Reize Weimars (1999)

Reize Weimars
Antwort auf einen Leserbrief (Thüringer Landeszeitung vom 11.03.99)

Wenn jemand Weimar als „touristenfeindlich“ scheltet, so muß er entweder einen driftigen Grund haben oder ihm geht es um Pauschalverdächtigungen wie „Unternehmerfeindlichkeit“, die aus einer bestimmten politschen Ecke gegen die Rot-Rot-Grüne Mehrheit im Weimarer Stadtparlament erhoben werden.
Es muß wohl des Weimar-Touristen Geheimnis bleiben, wie er vom Weimarer Busbahnhof quer durch die Innenstadt zur Marstallstraße gelangen konnte, ohne einen der Wegweiser zu den klassischen „highlights“ zu sehen. Nicht nur, daß er versäumte, seine „Blechkarosse“ an einem der Stadtrandparkplätze abzustellen oder in der nie besetzten und gut ausgeschilderten Tiefgarage zu verstecken, nein er will auch noch von seiner Parklücke aus direkt zum Goethe-Schiller-Liszt-Bertuch-Haus geleitet werden. Wer so etwas von Weimar erwartet, der hat diese Stadt gründlich missverstanden. Ihr Reiz liegt darin, dass man sie entdecken muss. Sie ist klein und fußläufig zu durchwandern. Sie erschließt sich dem Besucher, wenn er neugierig auf Entdeckungsreise geht – nicht aber, wen er mit der Nase auf das Weltbekannte gestossen werden will. Wer sich dieser Stadt nicht öffnen kann, der solle zuhause bleiben. Übrigens kann man sich auch mal von einer der vielen Hostessen an die Hand nehmen lassen.
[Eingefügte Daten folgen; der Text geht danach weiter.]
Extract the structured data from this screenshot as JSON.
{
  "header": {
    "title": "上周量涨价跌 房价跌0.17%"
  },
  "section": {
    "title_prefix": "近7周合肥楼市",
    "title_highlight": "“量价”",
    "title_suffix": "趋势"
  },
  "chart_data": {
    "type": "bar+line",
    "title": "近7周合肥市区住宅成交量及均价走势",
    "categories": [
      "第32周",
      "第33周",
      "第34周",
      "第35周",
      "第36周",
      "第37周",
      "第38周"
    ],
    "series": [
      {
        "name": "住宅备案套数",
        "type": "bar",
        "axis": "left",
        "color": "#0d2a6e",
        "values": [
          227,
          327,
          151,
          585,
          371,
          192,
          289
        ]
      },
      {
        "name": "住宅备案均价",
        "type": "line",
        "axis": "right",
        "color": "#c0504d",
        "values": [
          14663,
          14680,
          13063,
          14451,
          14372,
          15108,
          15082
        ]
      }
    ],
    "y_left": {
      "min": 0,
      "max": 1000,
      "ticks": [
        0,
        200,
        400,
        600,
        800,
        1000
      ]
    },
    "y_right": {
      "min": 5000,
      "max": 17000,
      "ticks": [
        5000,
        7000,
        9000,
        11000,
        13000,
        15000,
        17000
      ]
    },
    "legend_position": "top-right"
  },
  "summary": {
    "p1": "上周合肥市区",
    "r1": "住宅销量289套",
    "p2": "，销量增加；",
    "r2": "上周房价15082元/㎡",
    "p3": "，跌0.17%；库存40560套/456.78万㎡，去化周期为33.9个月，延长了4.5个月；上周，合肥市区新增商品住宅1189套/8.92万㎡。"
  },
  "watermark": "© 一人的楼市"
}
Neben den fehlenden Hinweisschildern kritisiert Herr Streckel auch den „auf dem Bürgersteig festgetretenen Dreck und Unrat“. Nun gibt es auch in Weimar viel zu kritisieren, doch das gerade nicht. Ich finde es gerade befremdlich, daß diese Stadt mit ihren neuen Pflasterungen und Fassaden viel zu geschleckt aussieht. Ich freue mich, daß es auch im Kulturstadtjahr noch Baulücken, Baustellen, Unschönes und Unfertiges gibt. Das sind Merkmale von Lebendigkeit und Historizität, die für jede Stadt wichtig sind – auch für eine Kulturhauptstadt. Wer nach Weimar kommt, der sollte nicht das Perfekte, sondern das Anregende suchen, nicht das Reine, sondern das Poetische und nicht den geraden Weg, sondern den ungeraden.